# I am so upset!!



## AidansMom25 (Oct 24, 2012)

Hi guys I just needed to vent. I am so upset! I just found out that I won't be getting my new hedgie from the breeder I was telling you all about. I had his number but never knew where he lived as he wanted to meet me somewhere. I have tried texting him for the past week and he never texted back.. he's always been great with getting back to me when I would text and now he is just completely ignoring my texts and my calls. I am just beside myself because I spent so much money on her and now it looks as if I won't be getting a hedgie for Christmas. I posted an ad on Craigslist because I know there are so many unwanted hedgehogs on there and it would be wonderful to rescue one from a neglectful owner. I just hope everything works out for the best. I was really looking forward to getting my new hedgie and now it looks as if I won't be after all..


----------



## Nancy (Aug 22, 2008)

Don't give up yet. The breeder may have had a family, or personal issue or is away and can't be reached. Life does sometimes get in the way and that may be what is happening.


----------



## AidansMom25 (Oct 24, 2012)

No you don't understand I have been texting him for nearly two weeks and nothing. I feel like something has happened because his cell phone just rings and rings. Kinda scary.. I feel like something has happened to the babies and he just doesn't want to tell me but it sucks just constantly waiting for him to call or tell me anything. I still have almost two weeks until there weaned but I want information about them before I purchase one from him. I am just concerned about how there eating and coping without there mother. I just really need some sort of feedback from him and it's rude of him to not answer his customers repeative calls and texts..


----------



## AidansMom25 (Oct 24, 2012)

I'm sorry I put this post in the wrong thread I meant for it to be in off topic but I am so upset I hit the wrong thread sorry..


----------



## moxieberry (Nov 30, 2011)

If a breeder wants to meet you somewhere other than his home where his hedgehogs are kept, that's seriously sketchy and you should look for another breeder. No reputable breeder will do that unless it's an issue of distance and they're delivering partway. But you should have the option to see his facility, even if you can't see the hedgehog room (which can be based on the sensitivity of mothers with newborns). If the "meet somewhere" was his idea, you're honestly better off staying away from this guy.

Where are you located?


----------



## AidansMom25 (Oct 24, 2012)

It was his idea because he claims he has an autistic brother and he is embarrassed of his living situation. Which is fine with me I don't judge. I live in Reagan Tennessee about 2 hours north of Memphis.. I'm just upset because I've called petco and petsmart and both say they don't have hedgehogs and refused to order me one.. so basically if I can't get one from Craigslist I just wasted almost 200$ for her supplies for nothing..


----------



## lilythehedgie (Sep 20, 2012)

Don't give up! You will most likely be able to find another breeder around you somewhere. There is a list of breeders on this site as well. Rescuing a hedgie off Craigslist is a great thing to do though! I hope this will all work out and you do get a little bundle of quills, but if not, you will probably be able to return everything since it was unused. Here is the link to the breeder listing page: http://hedgehogcentral.com/breederusa.shtml


----------



## Lilysmommy (Jan 7, 2009)

It's probably for the best that the pet stores can't order you a hedgie - they typically get animals from huge breeding operations and it's doubtful the animals are always getting great care. Don't give up hope - it might take a bit longer before you can get your hedgie, but if you're looking, I'm sure one who needs a home will find you. Keep checking Craigslist, it's a good place to look for rescues. You can also check with the Hedgehog Welfare Society or WHS - http://www.hedgehogwelfare.org/ They do a lot of rehoming and rescuing of hedgehogs and you can submit an adoption/rescue application here - http://www.hedgehogwelfare.org/adoptions.asp


----------



## moxieberry (Nov 30, 2011)

You don't want a pet store hedgehog anyway. 

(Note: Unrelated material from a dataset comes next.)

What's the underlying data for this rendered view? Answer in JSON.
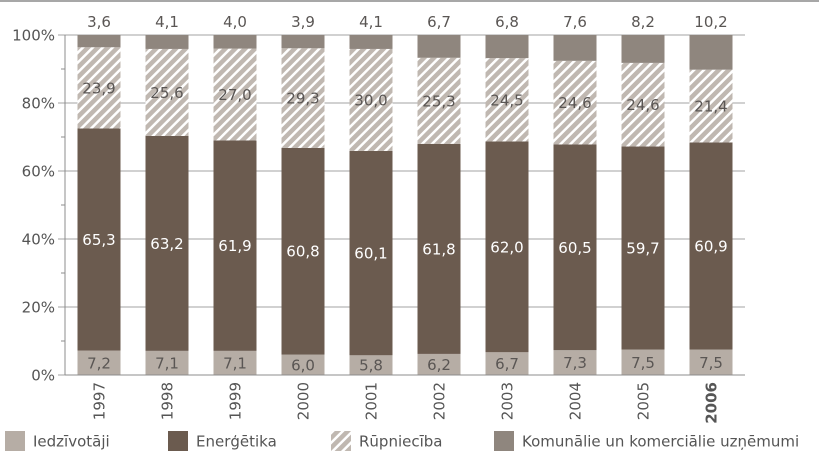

There are two TN breeders listed here: http://www.hedgehogbreeders.org/usa.html
I can't comment about either of them or whether they're any good, but at a glance, they both provide health and lifetime WHS guarantees, which is more than you're going to get from a pet store.

Good luck!


----------



## shmurciakova (Sep 7, 2008)

So let me get this straight, have you already given any money to this man? Where did you find him? I would just continue to wait and see if he contacts you but in the meantime you can be researching your other options. If you do meet this person, please take someone (like a man) with you, you never know, there are a lot of creeps in this world unfortunately. 

I hope you can still get a hedgie by Christmas, but you should try to take a deep breath and don't just rush into any old situation just to get a hedgehog by a certain date. If this is your first hedgehog, I would recommend that you still try to get a baby rather than an older rescue, just because I think you would not get the same experience out of it. I have not had a rescue, but I have had two pet store hedgehogs. One was a baby and the one that I have now was already 6 months old and had been in the pet store since she was weaned. I really have loved both of my girls, and Daisy (the new one) has really come around, but I had to have a lot of patience with her and she still balls up every single time I pick her up (at first). That is not to say that all hedgies from breeders are going to be angels, or that all hedgies from pet stores are difficult, but if you get your hog as a weanling I think they generally will be easier pets to deal with.
Anyway, just relax and try to regroup. Hopefully this guy will text you back, and if not it is probably for the best anyway.  
Good luck,
Susan H.


----------